The highly publicized case was sent back to the high court after the Supreme Court dismissed in June last year a lower court ruling that handed the now 26-year-old man life imprisonment, saying the decision was too lenient.
The defendant, whose name is being withheld under the Juvenile Law because he was 18 when he committed the crime, maintained during the latest trial that he hovered over the victim, Yayoi Motomura, because she reminded him of his late mother and that he had sex with her after her death "in order to bring her back alive."
However, prosecutors argued that his explanation was too abrupt and a weak distortion, saying, "It is clear that the defendant changed his confession repeatedly in accordance with the results of forensic and psychiatric evaluations," prosecutors said.
"The pretext offered by the defendant is only an excuse, and there is no reason to spare him capital punishment," said prosecutors.
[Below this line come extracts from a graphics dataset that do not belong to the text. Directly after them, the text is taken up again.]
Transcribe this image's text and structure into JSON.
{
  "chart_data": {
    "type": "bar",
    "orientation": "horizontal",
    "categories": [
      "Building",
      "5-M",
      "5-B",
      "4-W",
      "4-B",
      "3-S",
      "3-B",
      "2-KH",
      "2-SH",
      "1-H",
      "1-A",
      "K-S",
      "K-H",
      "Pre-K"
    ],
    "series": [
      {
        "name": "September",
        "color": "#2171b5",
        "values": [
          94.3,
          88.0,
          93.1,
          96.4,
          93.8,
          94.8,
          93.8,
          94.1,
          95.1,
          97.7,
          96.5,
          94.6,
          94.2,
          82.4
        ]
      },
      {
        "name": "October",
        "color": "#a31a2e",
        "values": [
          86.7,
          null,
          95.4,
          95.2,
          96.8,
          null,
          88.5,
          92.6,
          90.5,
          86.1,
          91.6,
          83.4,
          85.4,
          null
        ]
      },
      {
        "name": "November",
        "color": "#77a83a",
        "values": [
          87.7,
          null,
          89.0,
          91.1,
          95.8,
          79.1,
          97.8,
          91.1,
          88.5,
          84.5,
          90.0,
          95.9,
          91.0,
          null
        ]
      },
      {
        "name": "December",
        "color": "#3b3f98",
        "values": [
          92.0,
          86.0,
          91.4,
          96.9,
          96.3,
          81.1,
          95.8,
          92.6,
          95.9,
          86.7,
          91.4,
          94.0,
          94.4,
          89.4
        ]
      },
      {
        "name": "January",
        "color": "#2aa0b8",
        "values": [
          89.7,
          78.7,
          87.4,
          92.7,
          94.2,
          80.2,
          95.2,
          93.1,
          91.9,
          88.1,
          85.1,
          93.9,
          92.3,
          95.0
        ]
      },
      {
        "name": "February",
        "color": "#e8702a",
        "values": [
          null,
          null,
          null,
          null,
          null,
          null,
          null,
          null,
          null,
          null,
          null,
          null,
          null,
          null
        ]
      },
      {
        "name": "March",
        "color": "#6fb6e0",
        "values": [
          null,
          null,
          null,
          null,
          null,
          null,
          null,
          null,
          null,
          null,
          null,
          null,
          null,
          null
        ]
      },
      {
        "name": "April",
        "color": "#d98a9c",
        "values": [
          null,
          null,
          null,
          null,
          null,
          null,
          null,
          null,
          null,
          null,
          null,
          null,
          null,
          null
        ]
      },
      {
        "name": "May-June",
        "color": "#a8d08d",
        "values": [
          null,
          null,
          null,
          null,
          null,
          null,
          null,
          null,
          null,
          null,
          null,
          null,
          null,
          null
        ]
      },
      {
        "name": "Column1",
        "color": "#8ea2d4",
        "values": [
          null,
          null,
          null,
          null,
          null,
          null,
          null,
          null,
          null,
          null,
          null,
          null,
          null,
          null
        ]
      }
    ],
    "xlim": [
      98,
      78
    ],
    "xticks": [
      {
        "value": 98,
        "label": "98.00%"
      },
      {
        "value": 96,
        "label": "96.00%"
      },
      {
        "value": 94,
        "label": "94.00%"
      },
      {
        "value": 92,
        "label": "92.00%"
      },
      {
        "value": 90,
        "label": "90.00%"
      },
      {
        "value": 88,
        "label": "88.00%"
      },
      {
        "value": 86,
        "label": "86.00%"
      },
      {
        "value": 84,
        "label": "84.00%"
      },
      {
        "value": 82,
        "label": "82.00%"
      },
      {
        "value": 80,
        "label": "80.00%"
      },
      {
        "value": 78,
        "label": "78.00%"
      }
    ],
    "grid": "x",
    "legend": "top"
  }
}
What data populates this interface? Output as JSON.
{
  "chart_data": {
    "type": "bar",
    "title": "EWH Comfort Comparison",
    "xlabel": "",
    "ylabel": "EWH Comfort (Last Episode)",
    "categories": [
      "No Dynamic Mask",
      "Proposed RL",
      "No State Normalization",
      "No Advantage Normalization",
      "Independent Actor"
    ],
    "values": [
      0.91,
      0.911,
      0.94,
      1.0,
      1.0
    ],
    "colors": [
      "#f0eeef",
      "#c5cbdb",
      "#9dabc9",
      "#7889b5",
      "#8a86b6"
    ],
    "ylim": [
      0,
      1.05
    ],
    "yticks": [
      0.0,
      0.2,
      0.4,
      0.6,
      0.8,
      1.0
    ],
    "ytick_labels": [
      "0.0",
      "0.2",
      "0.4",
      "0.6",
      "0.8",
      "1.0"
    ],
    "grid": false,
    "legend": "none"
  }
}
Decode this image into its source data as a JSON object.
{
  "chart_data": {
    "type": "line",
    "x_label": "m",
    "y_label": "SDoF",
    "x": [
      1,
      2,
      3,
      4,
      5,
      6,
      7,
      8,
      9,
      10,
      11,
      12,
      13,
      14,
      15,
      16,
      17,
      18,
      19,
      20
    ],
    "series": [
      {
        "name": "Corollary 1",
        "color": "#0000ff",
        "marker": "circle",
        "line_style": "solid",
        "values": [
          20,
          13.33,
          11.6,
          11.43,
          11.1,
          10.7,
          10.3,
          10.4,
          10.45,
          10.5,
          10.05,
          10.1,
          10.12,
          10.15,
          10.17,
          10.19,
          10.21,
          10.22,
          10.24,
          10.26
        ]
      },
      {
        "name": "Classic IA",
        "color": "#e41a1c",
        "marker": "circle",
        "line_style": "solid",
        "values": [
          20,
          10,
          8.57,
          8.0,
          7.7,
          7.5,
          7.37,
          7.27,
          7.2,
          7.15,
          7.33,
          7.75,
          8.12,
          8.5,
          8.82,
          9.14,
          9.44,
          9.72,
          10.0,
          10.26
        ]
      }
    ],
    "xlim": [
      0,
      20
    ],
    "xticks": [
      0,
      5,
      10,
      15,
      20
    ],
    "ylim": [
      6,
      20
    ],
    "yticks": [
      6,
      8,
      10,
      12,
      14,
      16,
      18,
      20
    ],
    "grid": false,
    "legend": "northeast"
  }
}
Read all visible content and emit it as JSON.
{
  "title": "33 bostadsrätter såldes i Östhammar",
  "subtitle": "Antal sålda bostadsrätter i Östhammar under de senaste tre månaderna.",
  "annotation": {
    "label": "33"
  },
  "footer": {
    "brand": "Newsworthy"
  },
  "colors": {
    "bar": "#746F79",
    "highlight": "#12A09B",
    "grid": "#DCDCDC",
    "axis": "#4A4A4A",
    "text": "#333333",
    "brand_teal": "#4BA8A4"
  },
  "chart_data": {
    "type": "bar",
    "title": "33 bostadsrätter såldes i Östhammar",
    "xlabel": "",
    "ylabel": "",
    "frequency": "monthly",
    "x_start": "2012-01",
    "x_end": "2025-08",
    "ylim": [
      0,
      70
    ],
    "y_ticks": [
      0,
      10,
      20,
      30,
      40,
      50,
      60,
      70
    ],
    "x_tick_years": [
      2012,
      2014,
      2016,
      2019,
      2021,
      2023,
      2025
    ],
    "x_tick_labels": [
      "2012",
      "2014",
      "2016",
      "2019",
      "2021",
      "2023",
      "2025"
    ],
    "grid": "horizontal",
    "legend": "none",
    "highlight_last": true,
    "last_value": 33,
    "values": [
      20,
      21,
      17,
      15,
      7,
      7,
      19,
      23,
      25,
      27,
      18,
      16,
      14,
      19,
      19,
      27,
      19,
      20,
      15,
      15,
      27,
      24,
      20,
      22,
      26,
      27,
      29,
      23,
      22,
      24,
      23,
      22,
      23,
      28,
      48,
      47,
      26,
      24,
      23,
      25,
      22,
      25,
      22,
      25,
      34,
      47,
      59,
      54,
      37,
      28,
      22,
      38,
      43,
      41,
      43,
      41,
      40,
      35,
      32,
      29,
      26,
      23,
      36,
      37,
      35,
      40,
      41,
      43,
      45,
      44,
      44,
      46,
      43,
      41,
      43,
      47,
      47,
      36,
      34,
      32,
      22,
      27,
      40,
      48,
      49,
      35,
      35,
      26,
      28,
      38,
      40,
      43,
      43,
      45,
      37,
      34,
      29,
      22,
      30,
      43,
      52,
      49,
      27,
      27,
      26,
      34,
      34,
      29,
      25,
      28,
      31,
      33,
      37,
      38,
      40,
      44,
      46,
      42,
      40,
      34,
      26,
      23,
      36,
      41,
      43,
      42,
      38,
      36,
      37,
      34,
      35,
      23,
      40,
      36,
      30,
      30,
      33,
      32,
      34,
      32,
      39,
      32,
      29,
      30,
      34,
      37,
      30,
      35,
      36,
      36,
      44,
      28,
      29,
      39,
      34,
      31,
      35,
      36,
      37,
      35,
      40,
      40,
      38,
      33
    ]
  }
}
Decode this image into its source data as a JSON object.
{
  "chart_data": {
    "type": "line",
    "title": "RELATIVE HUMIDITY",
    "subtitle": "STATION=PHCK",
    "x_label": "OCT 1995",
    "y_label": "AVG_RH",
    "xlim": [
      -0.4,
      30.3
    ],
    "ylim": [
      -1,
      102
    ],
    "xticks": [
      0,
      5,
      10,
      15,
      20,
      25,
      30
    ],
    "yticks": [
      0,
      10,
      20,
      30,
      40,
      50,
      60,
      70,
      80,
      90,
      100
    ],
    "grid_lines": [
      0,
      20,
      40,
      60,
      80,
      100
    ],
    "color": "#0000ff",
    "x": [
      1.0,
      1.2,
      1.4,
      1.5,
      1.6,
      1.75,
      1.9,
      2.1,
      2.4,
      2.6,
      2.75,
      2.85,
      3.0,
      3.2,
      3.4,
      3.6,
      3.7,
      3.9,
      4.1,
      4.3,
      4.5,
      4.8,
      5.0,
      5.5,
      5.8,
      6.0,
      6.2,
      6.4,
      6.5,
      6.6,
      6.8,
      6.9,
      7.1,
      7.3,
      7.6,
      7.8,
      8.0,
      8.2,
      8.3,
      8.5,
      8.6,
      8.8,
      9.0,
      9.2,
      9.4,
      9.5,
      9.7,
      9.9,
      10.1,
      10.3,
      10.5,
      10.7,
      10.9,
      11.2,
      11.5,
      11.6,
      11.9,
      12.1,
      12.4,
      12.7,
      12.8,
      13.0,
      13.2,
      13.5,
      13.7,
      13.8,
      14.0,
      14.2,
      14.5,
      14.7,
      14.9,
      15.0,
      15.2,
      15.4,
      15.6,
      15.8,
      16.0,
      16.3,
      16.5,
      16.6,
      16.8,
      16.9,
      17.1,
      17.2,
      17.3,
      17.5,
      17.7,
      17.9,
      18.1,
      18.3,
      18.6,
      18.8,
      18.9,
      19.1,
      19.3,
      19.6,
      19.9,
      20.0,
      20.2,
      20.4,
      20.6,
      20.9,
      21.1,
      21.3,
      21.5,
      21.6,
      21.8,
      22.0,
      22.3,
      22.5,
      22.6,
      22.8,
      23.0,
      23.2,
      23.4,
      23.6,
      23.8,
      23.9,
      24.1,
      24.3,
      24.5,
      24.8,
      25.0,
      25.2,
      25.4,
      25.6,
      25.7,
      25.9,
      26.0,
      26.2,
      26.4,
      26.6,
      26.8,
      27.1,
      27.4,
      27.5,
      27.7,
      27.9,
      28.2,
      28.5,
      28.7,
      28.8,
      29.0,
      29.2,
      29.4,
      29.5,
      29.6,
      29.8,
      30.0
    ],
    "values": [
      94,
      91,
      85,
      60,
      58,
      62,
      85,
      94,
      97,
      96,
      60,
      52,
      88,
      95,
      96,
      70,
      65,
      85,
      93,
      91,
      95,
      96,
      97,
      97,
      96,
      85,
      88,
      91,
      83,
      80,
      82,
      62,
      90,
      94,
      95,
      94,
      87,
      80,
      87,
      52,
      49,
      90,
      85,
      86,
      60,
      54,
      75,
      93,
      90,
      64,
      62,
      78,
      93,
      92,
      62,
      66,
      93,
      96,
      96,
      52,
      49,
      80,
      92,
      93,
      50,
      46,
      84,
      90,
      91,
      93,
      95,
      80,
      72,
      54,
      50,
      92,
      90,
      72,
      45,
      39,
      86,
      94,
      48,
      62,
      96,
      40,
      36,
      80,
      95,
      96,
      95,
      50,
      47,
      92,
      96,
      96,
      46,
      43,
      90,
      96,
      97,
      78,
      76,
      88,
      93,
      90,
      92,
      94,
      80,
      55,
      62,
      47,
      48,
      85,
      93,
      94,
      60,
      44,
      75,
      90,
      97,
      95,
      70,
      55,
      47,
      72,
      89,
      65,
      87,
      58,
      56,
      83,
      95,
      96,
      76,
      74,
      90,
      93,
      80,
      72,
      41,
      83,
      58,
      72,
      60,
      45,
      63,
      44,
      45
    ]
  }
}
The defendant was convicted of murder and rape resulting in death for strangling 23-year-old Motomura, and her 11-month-old daughter Yuka, at their home in Hikari, Yamaguchi Prefecture, on April 14, 1999.
During the latest appeal, the defendant denied his intention to kill Motomura, maintaining that he found himself choking her after he tried to put her down because she resisted. Prosecutors, however, claimed that it was clear that he intended to kill her because he kept pressing her neck with his bare hands for more than five minutes.